Traditionally social science models have been either static (in the sense that they replicate or predict a single time slice of a social system), or have dynamics that work with a ‘fixed rudder’ (in the sense that they are initiated and then run over time to replicate or predict some end-point, with no opportunity for adjusting the running model). This is actually rather unusual for geographical models as both these model pathways have considerable error issues. In the case of static models, there is almost no way to appropriately check the error involved in new predictions. In the case of ‘fixed rudder’ models, the errors involved in modelling non-linear systems ‘explode’ as the model runs, making most predictions extremely dubious (the potential error variance is generally far larger than the potential range of model results).
In most communities modelling real-world systems these issues have been addressed through data assimilation: the adjustment of the running model with dynamically arriving real-world data. For example, in meteorological models new air pressure, temperature, and other field data are integrated into running models, and the current errors used to recalibrate the running model. Social science models, however, have generally not taken this step, in part because of limited access to continuous datasets. Concentration on datasets such as decadal censuses, and the continual development of new collection schemes for quasi-longitudinal datasets, has made data assimilation to all intents impossible. However, the last five years has seen an explosion in the availability of continuous and spatially-linked datasets, both formal (for example, economic time series) and informal (for example crowd-sourced geolocated twitter feeds). Social science is now in a position to better constrain model errors using dynamic data assimilation, indeed, it is essential if socio-economic modelling is to fulfil its considerable potential. However, social scientists are now so tied into a small number of static modelling traditions that this is often hard to see.
This PhD will utilise methodologies found in other modelling communities to enhance socio-economic agent-based models (for a review of the techniques, see Evans, 2011). It will additionally develop new techniques to visualise the evolution over time of error surfaces, and investigate the unique opportunities agent-based modelling can bring to bear on the issue of error propagation in non-linear systems (most notably the accurate replication of those relationships in human society that tend to dampen the propagation of instabilities – social negotiation, compromise, group decision making). The example system used will depend on student interests, however, could be in the areas of retail pricing, crime, or the housing market. The PhD would be suitable for anyone with a computational, mathematical, or physics-centred background, or anyone with a geographical, geological, meteorological, environmental, or sociological background and a strong interest in modelling human or physical environments.

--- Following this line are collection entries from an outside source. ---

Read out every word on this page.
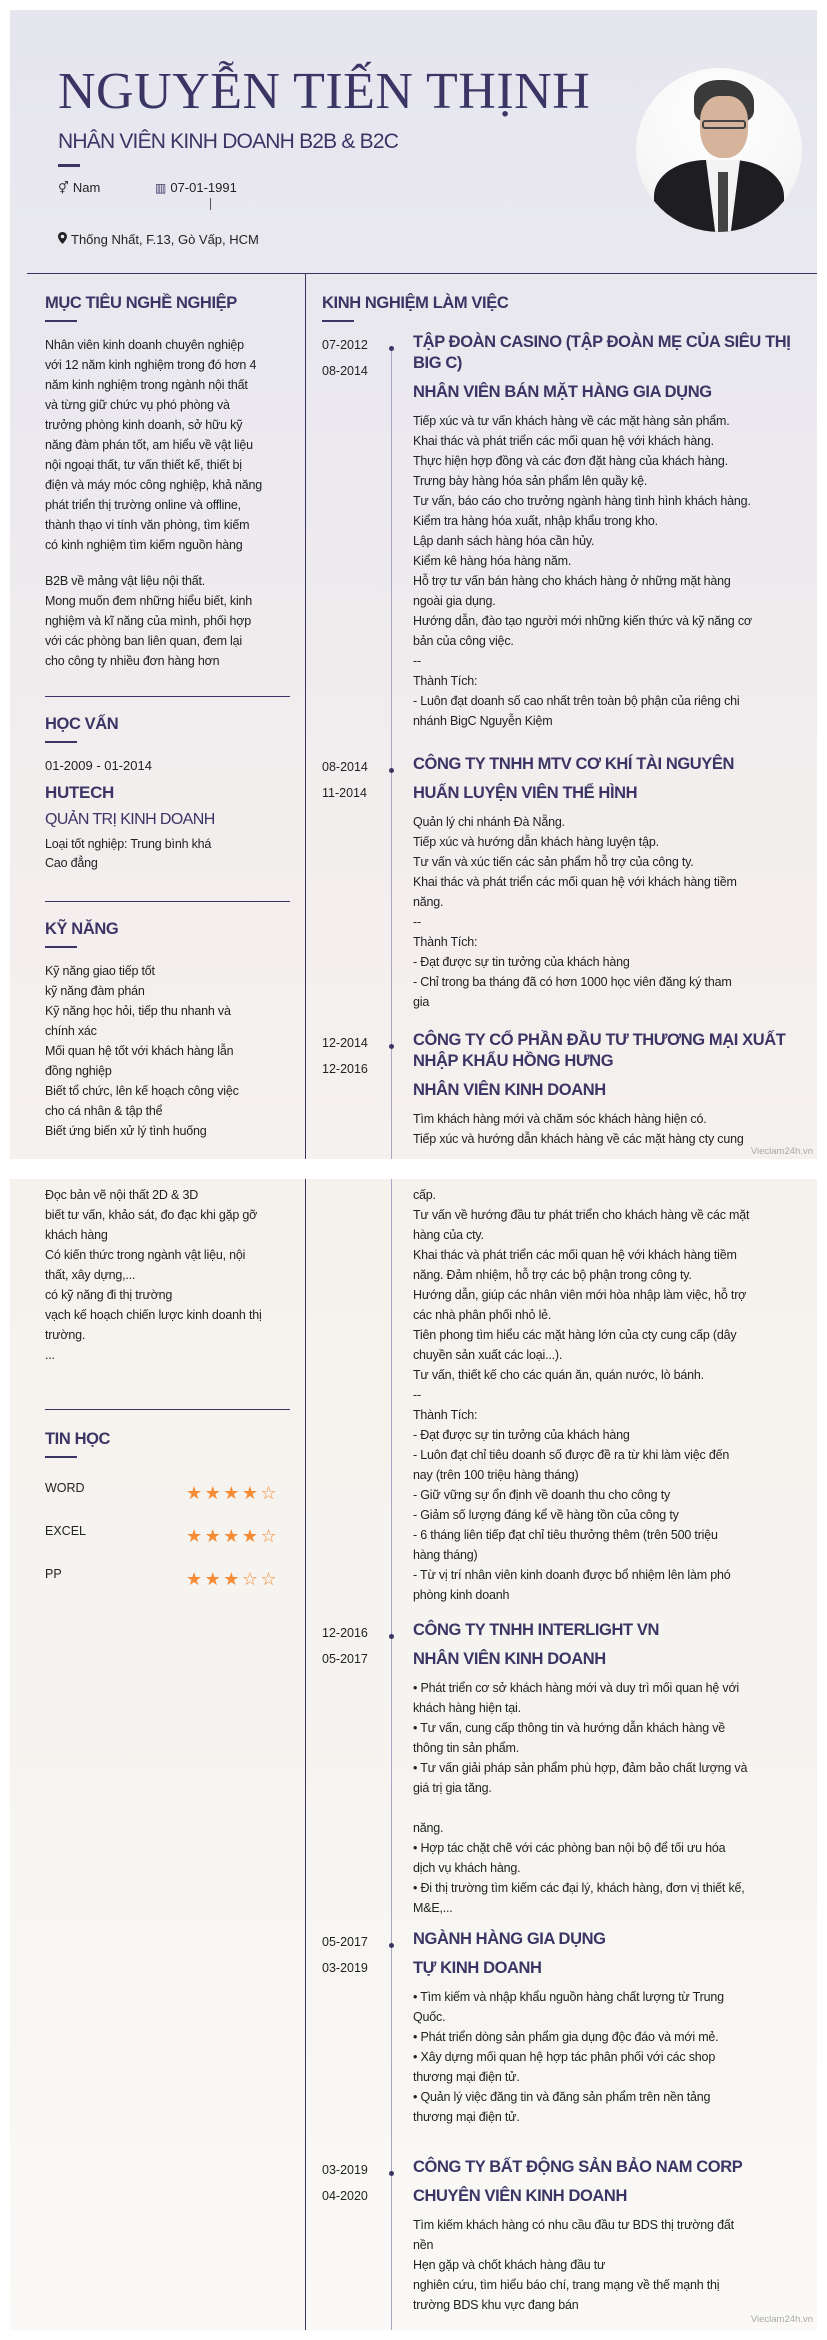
NGUYỄN TIẾN THỊNH
NHÂN VIÊN KINH DOANH B2B & B2C
⚥ Nam	▥ 07-01-1991
Thống Nhất, F.13, Gò Vấp, HCM
MỤC TIÊU NGHỀ NGHIỆP
Nhân viên kinh doanh chuyên nghiệp
với 12 năm kinh nghiệm trong đó hơn 4
năm kinh nghiệm trong ngành nội thất
và từng giữ chức vụ phó phòng và
trưởng phòng kinh doanh, sở hữu kỹ
năng đàm phán tốt, am hiểu về vật liệu
nội ngoại thất, tư vấn thiết kế, thiết bị
điện và máy móc công nghiệp, khả năng
phát triển thị trường online và offline,
thành thạo vi tính văn phòng, tìm kiếm
có kinh nghiệm tìm kiếm nguồn hàng
B2B về mảng vật liệu nội thất.
Mong muốn đem những hiểu biết, kinh
nghiệm và kĩ năng của mình, phối hợp
với các phòng ban liên quan, đem lại
cho công ty nhiều đơn hàng hơn
HỌC VẤN
01-2009 - 01-2014
HUTECH
QUẢN TRỊ KINH DOANH
Loại tốt nghiệp: Trung bình khá
Cao đẳng
KỸ NĂNG
Kỹ năng giao tiếp tốt
kỹ năng đàm phán
Kỹ năng học hỏi, tiếp thu nhanh và
chính xác
Mối quan hệ tốt với khách hàng lẫn
đồng nghiệp
Biết tổ chức, lên kế hoạch công việc
cho cá nhân & tập thể
Biết ứng biến xử lý tình huống
KINH NGHIỆM LÀM VIỆC
07-2012
08-2014
TẬP ĐOÀN CASINO (TẬP ĐOÀN MẸ CỦA SIÊU THỊ BIG C)
NHÂN VIÊN BÁN MẶT HÀNG GIA DỤNG
Tiếp xúc và tư vấn khách hàng về các mặt hàng sản phẩm.
Khai thác và phát triển các mối quan hệ với khách hàng.
Thực hiện hợp đồng và các đơn đặt hàng của khách hàng.
Trưng bày hàng hóa sản phẩm lên quầy kệ.
Tư vấn, báo cáo cho trưởng ngành hàng tình hình khách hàng.
Kiểm tra hàng hóa xuất, nhập khẩu trong kho.
Lập danh sách hàng hóa cần hủy.
Kiểm kê hàng hóa hàng năm.
Hỗ trợ tư vấn bán hàng cho khách hàng ở những mặt hàng
ngoài gia dụng.
Hướng dẫn, đào tạo người mới những kiến thức và kỹ năng cơ
bản của công việc.
--
Thành Tích:
- Luôn đạt doanh số cao nhất trên toàn bộ phận của riêng chi
nhánh BigC Nguyễn Kiệm
08-2014
11-2014
CÔNG TY TNHH MTV CƠ KHÍ TÀI NGUYÊN
HUẤN LUYỆN VIÊN THỂ HÌNH
Quản lý chi nhánh Đà Nẵng.
Tiếp xúc và hướng dẫn khách hàng luyện tập.
Tư vấn và xúc tiến các sản phẩm hỗ trợ của công ty.
Khai thác và phát triển các mối quan hệ với khách hàng tiềm
năng.
--
Thành Tích:
- Đạt được sự tin tưởng của khách hàng
- Chỉ trong ba tháng đã có hơn 1000 học viên đăng ký tham
gia
12-2014
12-2016
CÔNG TY CỔ PHẦN ĐẦU TƯ THƯƠNG MẠI XUẤT NHẬP KHẨU HỒNG HƯNG
NHÂN VIÊN KINH DOANH
Tìm khách hàng mới và chăm sóc khách hàng hiện có.
Tiếp xúc và hướng dẫn khách hàng về các mặt hàng cty cung
Vieclam24h.vn
Đọc bản vẽ nội thất 2D & 3D
biết tư vấn, khảo sát, đo đạc khi gặp gỡ
khách hàng
Có kiến thức trong ngành vật liệu, nội
thất, xây dựng,...
có kỹ năng đi thị trường
vạch kế hoạch chiến lược kinh doanh thị
trường.
...
TIN HỌC
WORD	★★★★☆
EXCEL	★★★★☆
PP	★★★☆☆
cấp.
Tư vấn về hướng đầu tư phát triển cho khách hàng về các mặt
hàng của cty.
Khai thác và phát triển các mối quan hệ với khách hàng tiềm
năng. Đảm nhiệm, hỗ trợ các bộ phận trong công ty.
Hướng dẫn, giúp các nhân viên mới hòa nhập làm việc, hỗ trợ
các nhà phân phối nhỏ lẻ.
Tiên phong tìm hiểu các mặt hàng lớn của cty cung cấp (dây
chuyền sản xuất các loại...).
Tư vấn, thiết kế cho các quán ăn, quán nước, lò bánh.
--
Thành Tích:
- Đạt được sự tin tưởng của khách hàng
- Luôn đạt chỉ tiêu doanh số được đề ra từ khi làm việc đến
nay (trên 100 triệu hàng tháng)
- Giữ vững sự ổn định về doanh thu cho công ty
- Giảm số lượng đáng kể về hàng tồn của công ty
- 6 tháng liên tiếp đạt chỉ tiêu thưởng thêm (trên 500 triệu
hàng tháng)
- Từ vị trí nhân viên kinh doanh được bổ nhiệm lên làm phó
phòng kinh doanh
12-2016
05-2017
CÔNG TY TNHH INTERLIGHT VN
NHÂN VIÊN KINH DOANH
• Phát triển cơ sở khách hàng mới và duy trì mối quan hệ với
khách hàng hiện tại.
• Tư vấn, cung cấp thông tin và hướng dẫn khách hàng về
thông tin sản phẩm.
• Tư vấn giải pháp sản phẩm phù hợp, đảm bảo chất lượng và
giá trị gia tăng.
năng.
• Hợp tác chặt chẽ với các phòng ban nội bộ để tối ưu hóa
dịch vụ khách hàng.
• Đi thị trường tìm kiếm các đại lý, khách hàng, đơn vị thiết kế,
M&E,...
05-2017
03-2019
NGÀNH HÀNG GIA DỤNG
TỰ KINH DOANH
• Tìm kiếm và nhập khẩu nguồn hàng chất lượng từ Trung
Quốc.
• Phát triển dòng sản phẩm gia dụng độc đáo và mới mẻ.
• Xây dựng mối quan hệ hợp tác phân phối với các shop
thương mại điện tử.
• Quản lý việc đăng tin và đăng sản phẩm trên nền tảng
thương mại điện tử.
03-2019
04-2020
CÔNG TY BẤT ĐỘNG SẢN BẢO NAM CORP
CHUYÊN VIÊN KINH DOANH
Tìm kiếm khách hàng có nhu cầu đầu tư BDS thị trường đất
nền
Hẹn gặp và chốt khách hàng đầu tư
nghiên cứu, tìm hiểu báo chí, trang mạng về thế mạnh thị
trường BDS khu vực đang bán
Vieclam24h.vn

Evans, A.J. (2011) Uncertainty and Error. In Heppenstall, A.J., Crooks, A.T., See, L.M., and Batty, M. (2011) Agent-Based Models of Geographical Systems. Springer.
Project 2 - Capturing and simulating criminal behaviour through advanced spatial analysis and agent-based modelling
Classifications of criminal behaviour are largely limited through one of the following: size of the group of individuals; poor consideration of spatio-temporal movement and often poor, or no linkage to geodemographics or other indicators of socio-economic status. This project will apply advanced spatial analysis methodologies to a database of tens of thousands of individual reported crime events over a 5-10 year period of time to develop a more realistic and detailed classification of criminal behaviour based on spatial movement. The classification will be further enhanced through the inclusion of literature and other national data sets such as the Index of Multiple Deprivation and those provided by local government such as unemployment data, abandoned buildings, council administered benefits and health status information.
This new behavioural classification will be used to inform the construction of a customised individual-level synthetic population. This, in turn, will be incorporated into an existing individual-level computer model to test whether the patterns of criminal behaviour/social unrest are more effectively captured than present techniques. For example, if a new housing development is constructed, can we estimate the potential for attracting burglars?
The overarching aim of this PhD is the creation of a new classification of criminal behaviour that will be used for creation of a customised population for an existing agent-based model. The objectives can be broken down into:
i. A critique of existing classifications and an identification of their shortcomings in terms of grouping types of criminal behaviour;
ii. Detailed spatiotemporal analysis of the known movement of criminals;
iii. Linkage of movements to geodemographics to create a new behaviour classification;
iv. Testing of the new classification through (i) creation of a customised population and (ii) benchmarking against an existing models.